In de wet, die de Heere bij de berg Sinaï aan Zijn volk Israël gegeven heeft, blijkt dat vreemdelingen bij de Heere niet alleen plichten, maar ook rechten hebben. In Exodus 22:21 lezen we: "Gij zult ook de vreemdeling geen overlast doen, noch hem onderdrukken; want gij zijt vreemdelingen geweest in Egypteland". Wie de vreemdeling onderdrukt, krijgt met de Heere te doen (vers 24). En in Deut. 10:18 wordt gezegd dat de Heere de vreemdeling liefheeft. Israël moet de vreemdeling ook liefhebben, omdat het zelf vreemdeling is geweest in Egypte (vers 19). Israëls dankbaarheid voor de verlossing uit Egypte dient gestalte te krijgen in de omgang met de vreemdeling.

Tot de plichten van de vreemdeling behoorden de sabbatsheiliging (Ex. 20:10) en het eten van ongezuurd brood in de paasweek (Ex. 12:19). Verder was het nuttigen van bloed voor hen verboden (Lev. 17:10) evenals de afgodendienst (Lev. 20:2). In het algemeen kan gezegd worden, dat voor de vreemdeling dezelfde plichten golden als voor de Israëlieten. Een uitzondering hierop is de regel, dat de vreemdeling wel dood aas mocht eten en de Israëliet niet (Deut. 14:21).

De rechten die de vreemdeling had, deden niet veel onder voor de rechten die de Israëlieten hadden.

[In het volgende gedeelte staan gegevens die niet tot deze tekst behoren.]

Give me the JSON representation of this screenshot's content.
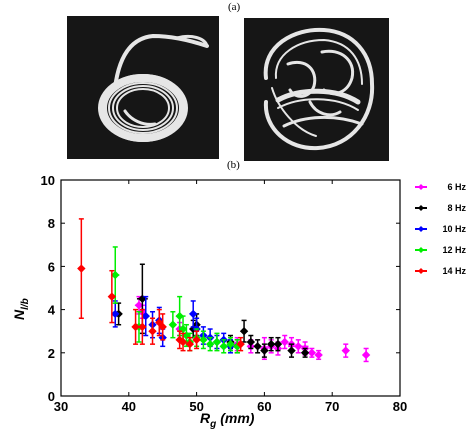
{
  "figure": {
    "panel_a_label": "(a)",
    "panel_b_label": "(b)"
  },
  "photos": [
    {
      "name": "coiled-tube-photo",
      "background": "#161616",
      "tube_color": "#e6e6e6"
    },
    {
      "name": "looped-tube-photo",
      "background": "#161616",
      "tube_color": "#e6e6e6"
    }
  ],
  "chart_data": {
    "type": "scatter",
    "xlabel_main": "R",
    "xlabel_sub": "g",
    "xlabel_unit": "(mm)",
    "ylabel_main": "N",
    "ylabel_sub": "l/b",
    "xlim": [
      30,
      80
    ],
    "ylim": [
      0,
      10
    ],
    "xticks": [
      30,
      40,
      50,
      60,
      70,
      80
    ],
    "yticks": [
      0,
      2,
      4,
      6,
      8,
      10
    ],
    "grid": false,
    "legend_position": "right",
    "series": [
      {
        "name": "6 Hz",
        "color": "#ff00ff",
        "marker": "diamond",
        "points": [
          [
            41.5,
            4.2,
            0.6,
            0.4
          ],
          [
            42,
            3.9,
            0.5,
            0.3
          ],
          [
            47.5,
            3.1,
            0.4,
            0.3
          ],
          [
            56,
            2.4,
            0.5,
            0.3
          ],
          [
            58,
            2.3,
            0.3,
            0.3
          ],
          [
            60,
            2.2,
            0.3,
            0.5
          ],
          [
            61,
            2.3,
            0.3,
            0.3
          ],
          [
            62,
            2.2,
            0.4,
            0.3
          ],
          [
            63,
            2.5,
            0.4,
            0.3
          ],
          [
            64,
            2.4,
            0.4,
            0.3
          ],
          [
            65,
            2.3,
            1.5,
            0.3
          ],
          [
            66,
            2.2,
            0.3,
            0.3
          ],
          [
            67,
            2.0,
            0.3,
            0.2
          ],
          [
            68,
            1.9,
            0.3,
            0.2
          ],
          [
            72,
            2.1,
            0.3,
            0.3
          ],
          [
            75,
            1.9,
            0.3,
            0.3
          ]
        ]
      },
      {
        "name": "8 Hz",
        "color": "#000000",
        "marker": "diamond",
        "points": [
          [
            38.5,
            3.8,
            0.5,
            0.5
          ],
          [
            42,
            4.5,
            0.8,
            1.6
          ],
          [
            49.5,
            3.1,
            0.5,
            0.4
          ],
          [
            50,
            3.3,
            0.5,
            0.5
          ],
          [
            55,
            2.5,
            0.4,
            0.3
          ],
          [
            56,
            2.3,
            0.3,
            0.3
          ],
          [
            57,
            3.0,
            0.4,
            0.5
          ],
          [
            58,
            2.5,
            0.5,
            0.3
          ],
          [
            59,
            2.3,
            0.3,
            0.3
          ],
          [
            60,
            2.1,
            0.3,
            0.3
          ],
          [
            61,
            2.4,
            0.3,
            0.3
          ],
          [
            62,
            2.4,
            0.3,
            0.3
          ],
          [
            64,
            2.1,
            0.3,
            0.3
          ],
          [
            66,
            2.0,
            0.3,
            0.2
          ]
        ]
      },
      {
        "name": "10 Hz",
        "color": "#0000ff",
        "marker": "diamond",
        "points": [
          [
            38,
            3.8,
            0.5,
            0.6
          ],
          [
            42.5,
            3.7,
            0.5,
            0.9
          ],
          [
            43.5,
            3.3,
            0.4,
            0.6
          ],
          [
            44.5,
            3.5,
            0.5,
            0.6
          ],
          [
            45,
            2.7,
            0.4,
            0.4
          ],
          [
            49.5,
            3.8,
            0.4,
            0.6
          ],
          [
            50,
            3.1,
            0.4,
            0.5
          ],
          [
            51,
            2.8,
            0.4,
            0.4
          ],
          [
            52,
            2.7,
            0.4,
            0.4
          ],
          [
            53,
            2.5,
            0.4,
            0.3
          ],
          [
            54,
            2.6,
            0.4,
            0.3
          ],
          [
            55,
            2.3,
            0.3,
            0.3
          ]
        ]
      },
      {
        "name": "12 Hz",
        "color": "#00ee00",
        "marker": "diamond",
        "points": [
          [
            38,
            5.6,
            0.6,
            1.3
          ],
          [
            41.5,
            3.2,
            0.5,
            0.7
          ],
          [
            46.5,
            3.3,
            0.5,
            0.6
          ],
          [
            47.5,
            3.7,
            0.5,
            0.9
          ],
          [
            48,
            3.1,
            0.4,
            0.6
          ],
          [
            48.5,
            2.8,
            0.4,
            0.5
          ],
          [
            49,
            2.5,
            0.4,
            0.4
          ],
          [
            50,
            2.7,
            0.4,
            0.4
          ],
          [
            51,
            2.6,
            0.4,
            0.4
          ],
          [
            52,
            2.4,
            0.4,
            0.3
          ],
          [
            53,
            2.5,
            0.4,
            0.4
          ],
          [
            54,
            2.3,
            0.3,
            0.3
          ],
          [
            55,
            2.4,
            0.3,
            0.3
          ],
          [
            56,
            2.3,
            0.3,
            0.3
          ]
        ]
      },
      {
        "name": "14 Hz",
        "color": "#ff0000",
        "marker": "diamond",
        "points": [
          [
            33,
            5.9,
            0.4,
            2.3
          ],
          [
            37.5,
            4.6,
            0.5,
            1.2
          ],
          [
            41,
            3.2,
            0.5,
            0.8
          ],
          [
            42,
            3.2,
            0.5,
            0.8
          ],
          [
            43.5,
            3.0,
            0.5,
            0.6
          ],
          [
            44.5,
            3.4,
            0.4,
            0.6
          ],
          [
            45,
            3.2,
            0.4,
            0.6
          ],
          [
            47.5,
            2.6,
            0.4,
            0.4
          ],
          [
            48,
            2.5,
            0.4,
            0.4
          ],
          [
            49,
            2.4,
            0.3,
            0.3
          ],
          [
            50,
            2.6,
            0.3,
            0.4
          ],
          [
            56.5,
            2.4,
            0.3,
            0.3
          ]
        ]
      }
    ]
  }
}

De Israëlieten moesten arme vreemdelingen net zo behandelen als arme volksgenoten: ze moesten hen brood en kleding geven (Deut. 10:18). Ook mocht de vreemdeling delen in de tienden die de Israëlieten elke drie jaar voor de sociaal zwakken afdroegen (Deut. 26:12). Daarnaast mocht hij ook gebruik maken van het recht om te vluchten naar de vrijstad (Num. 35:15). Behalve sociale rechten had de vreemdeling ook religieuze rechten. De geschiedenis van Ruth de Moabitische maakt duidelijk dat vreemdelingen niet altijd alleen "om den brode" naar Israël trokken. Onder hen zullen er net als Ruth velen zijn geweest die zeer bewust hun toevlucht hebben gezocht "onder de vleugelen van de God van Israël" (Ruth. 2:12). Er stond de vreemdelingen niets in de weg om besneden te worden, het pascha te vieren (Ex. 12:48) en in de vergadering des Heeren te komen. Wel waren er bepaalde voorwaarden: de Egyptenaar en de Edomiet mochten pas in het derde geslacht in de vergadering des Heeren komen, terwijl de Ammonieten en de Moabieten "in eeuwigheid" niet in de vergadering des Heeren mochten komen (Deut. 23:3).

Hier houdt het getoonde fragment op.